Lopp, at Western Montana Mental Health Center, knows a woman who is currently serving as the primary caregiver for her younger brother, who is autistic. The two qualify for Medicaid. But with the new changes, Lopp said she’ll have to “go through all the hoops” to prove that she’s caring for a disabled person before receiving the support that she needs. Applying for an exception will likely be a burdensome process with the new eligibility requirements.
Lopp said with her options, she might consider going back to work and pay to have her brother live at one of Western Montana Mental Health Center’s group homes, where the care is “way more expensive than it would have been to have them supported at home.”
“We’re always trying to get people down to a lower level of care, as appropriate,” Lopp said. “So now you’re moving somebody from a lower level where it costs less to a higher level where it’s going to end up costing us more.”
To meet the community engagement requirements, Lopp said the center is planning to redirect some employees and shunt resources toward care navigation to help people through the “Byzantine rules of the system.”

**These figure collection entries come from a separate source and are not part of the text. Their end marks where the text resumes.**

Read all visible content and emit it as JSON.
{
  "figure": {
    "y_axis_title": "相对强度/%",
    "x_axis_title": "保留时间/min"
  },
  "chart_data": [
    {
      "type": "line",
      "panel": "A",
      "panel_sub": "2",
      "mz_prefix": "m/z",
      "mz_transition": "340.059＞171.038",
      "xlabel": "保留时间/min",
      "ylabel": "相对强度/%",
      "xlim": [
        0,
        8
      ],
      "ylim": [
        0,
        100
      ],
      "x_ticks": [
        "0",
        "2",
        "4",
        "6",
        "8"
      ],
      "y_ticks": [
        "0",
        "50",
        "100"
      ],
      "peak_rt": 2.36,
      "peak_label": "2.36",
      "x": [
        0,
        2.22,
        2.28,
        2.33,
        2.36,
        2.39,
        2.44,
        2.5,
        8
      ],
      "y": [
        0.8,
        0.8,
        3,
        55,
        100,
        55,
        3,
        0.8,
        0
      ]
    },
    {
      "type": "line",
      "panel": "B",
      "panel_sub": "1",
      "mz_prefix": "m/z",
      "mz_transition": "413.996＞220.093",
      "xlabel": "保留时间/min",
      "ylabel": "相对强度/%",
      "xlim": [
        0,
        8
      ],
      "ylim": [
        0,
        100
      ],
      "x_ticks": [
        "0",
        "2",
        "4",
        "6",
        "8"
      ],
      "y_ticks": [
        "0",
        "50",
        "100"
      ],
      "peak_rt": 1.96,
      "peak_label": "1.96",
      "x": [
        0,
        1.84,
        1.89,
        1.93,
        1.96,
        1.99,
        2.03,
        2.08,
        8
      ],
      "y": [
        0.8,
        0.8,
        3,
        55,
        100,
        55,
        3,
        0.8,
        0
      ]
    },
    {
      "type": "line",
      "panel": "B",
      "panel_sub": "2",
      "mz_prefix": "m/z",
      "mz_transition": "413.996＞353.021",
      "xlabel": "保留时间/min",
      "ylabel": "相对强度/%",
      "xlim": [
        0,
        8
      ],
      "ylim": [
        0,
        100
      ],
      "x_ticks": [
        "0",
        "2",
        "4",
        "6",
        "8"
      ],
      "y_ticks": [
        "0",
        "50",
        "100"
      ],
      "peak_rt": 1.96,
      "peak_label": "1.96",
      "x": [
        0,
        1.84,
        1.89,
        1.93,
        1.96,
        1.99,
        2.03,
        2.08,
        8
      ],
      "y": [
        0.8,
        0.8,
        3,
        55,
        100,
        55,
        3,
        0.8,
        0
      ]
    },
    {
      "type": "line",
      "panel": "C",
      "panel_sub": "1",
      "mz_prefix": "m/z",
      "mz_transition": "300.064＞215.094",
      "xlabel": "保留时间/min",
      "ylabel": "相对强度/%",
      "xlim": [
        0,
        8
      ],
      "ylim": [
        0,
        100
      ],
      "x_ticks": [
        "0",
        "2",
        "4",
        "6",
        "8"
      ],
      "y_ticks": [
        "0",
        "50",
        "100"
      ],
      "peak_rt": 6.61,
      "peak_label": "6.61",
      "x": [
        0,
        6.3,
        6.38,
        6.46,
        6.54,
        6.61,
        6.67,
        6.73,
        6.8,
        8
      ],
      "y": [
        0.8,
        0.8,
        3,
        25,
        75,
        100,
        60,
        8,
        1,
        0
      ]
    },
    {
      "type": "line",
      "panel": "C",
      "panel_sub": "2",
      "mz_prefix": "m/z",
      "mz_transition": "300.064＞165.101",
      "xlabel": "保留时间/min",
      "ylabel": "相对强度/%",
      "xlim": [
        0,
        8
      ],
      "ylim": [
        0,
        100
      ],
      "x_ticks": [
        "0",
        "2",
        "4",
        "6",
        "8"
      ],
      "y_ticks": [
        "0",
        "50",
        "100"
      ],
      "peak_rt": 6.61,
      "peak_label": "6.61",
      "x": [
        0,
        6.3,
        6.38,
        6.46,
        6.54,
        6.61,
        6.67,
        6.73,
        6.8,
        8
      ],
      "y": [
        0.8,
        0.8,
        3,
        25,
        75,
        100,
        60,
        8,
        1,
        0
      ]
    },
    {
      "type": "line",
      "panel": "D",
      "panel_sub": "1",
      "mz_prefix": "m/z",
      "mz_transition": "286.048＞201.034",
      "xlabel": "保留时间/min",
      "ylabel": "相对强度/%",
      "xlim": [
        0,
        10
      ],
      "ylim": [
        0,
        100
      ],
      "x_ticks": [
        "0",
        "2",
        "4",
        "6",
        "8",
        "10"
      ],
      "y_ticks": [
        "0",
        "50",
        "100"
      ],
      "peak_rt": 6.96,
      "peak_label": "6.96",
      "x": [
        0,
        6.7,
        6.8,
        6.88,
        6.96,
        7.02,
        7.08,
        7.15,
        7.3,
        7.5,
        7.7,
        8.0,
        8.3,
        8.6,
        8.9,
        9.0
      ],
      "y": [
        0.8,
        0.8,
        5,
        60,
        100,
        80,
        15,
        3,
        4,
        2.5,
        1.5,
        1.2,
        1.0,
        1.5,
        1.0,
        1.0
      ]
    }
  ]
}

The center has limited resources and staff, however, which means that redirecting staff and resources will require taking “resources away from actual care delivery to help make sure people properly get through the front end of the system,” Lopp said.
Lopp warns of the downstream results of less people having access to critical behavioral health care. He said it could put more pressure on local safety resources like the first responders, the sheriff’s office, police departments, and local jails.
“You’re going to see in a couple of years that this will have to turn back the other way, because everybody’s going to say, ‘well, wait a second, how come I have twice as many homeless people down in Depot Park?’” Lopp said. “Because we’re spending more time on the street, working with people that could’ve been helped if we were doing good mental health services and making it easier for people to get there, not harder.”